Politics however is mainly about appearance and interpretation, especially in our soundbite ridden decontextualized world. Therefore while the differences between Medvedev and Putin might be “stylistic,” their unleashing into the similacrum might, in Pavlovsky’s words, become “dangerous.” This is why I think that there has been a concerted effort to downplay any real difference between the two, even when it’s meaningless. And it is especially imperative to do so in this case. The bombing of Libya ignites the passions of Russians who, like Putin, remember the bombing of Serbia and hold deep justifiable suspicions of NATO and the projection of Western power. So it is no surprise that Putin declared that his statement was his personal opinion, and his spokesman Dmitrii Peskov reiterated this fact to the press. Nor is it astonishing that other experts have been quick to say that there is no fundamental break between the two. Plus, as Stas Kucher wrote on his blog, the suggestion that there is any real split between these “blood brothers” is naive. No matter how many different cords the two strum, the song remains the same.
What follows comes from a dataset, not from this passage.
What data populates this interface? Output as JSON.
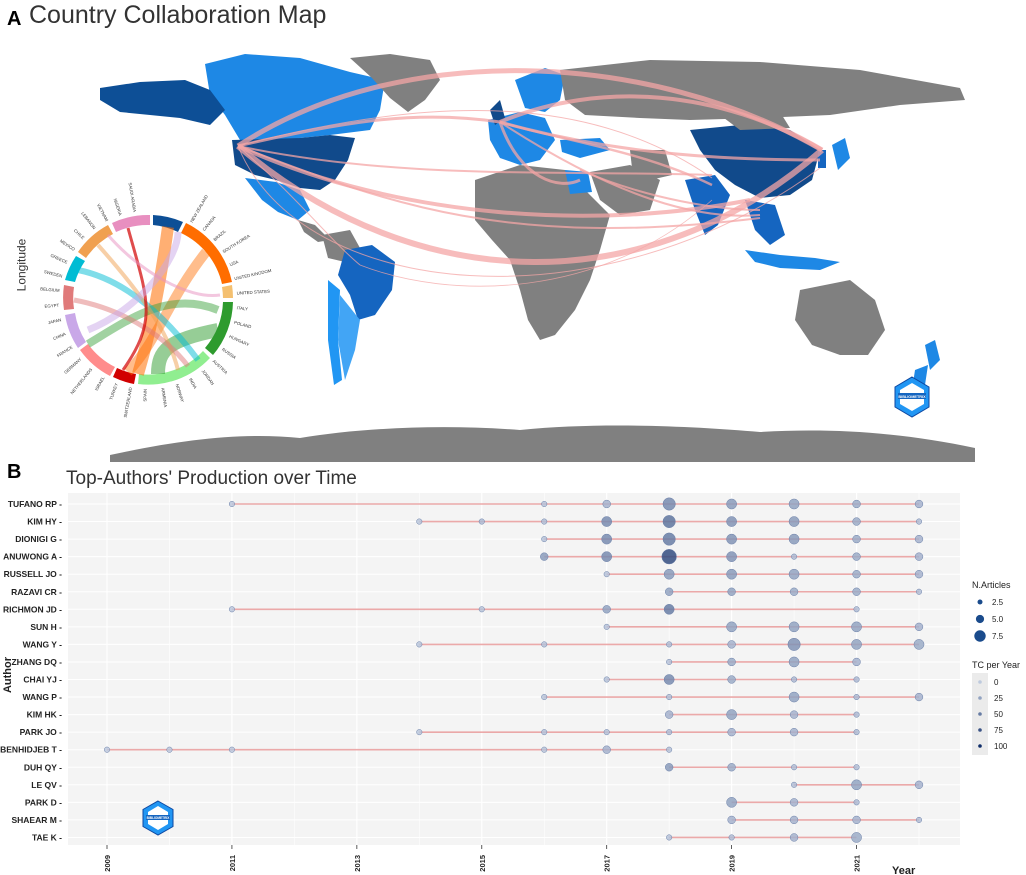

Perhaps this public moment will finally convince people that these disagreements between Medvedev and Putin are a good thing. First, they show that there can be coexistence with difference. And given that in my opinion the Russian state is haunted by an enduring sense of fragility, this will add a bit to its confidence. Second, these tiffs, if you can really even call them that, at the very least open the possibility for political pluralism and open public discourse. If this incident sends any signal, it should be that. The more the political elite sees that every ripple in the tandem’s armor isn’t reason to go to the mattresses is to the benefit of everyone, especially themselves.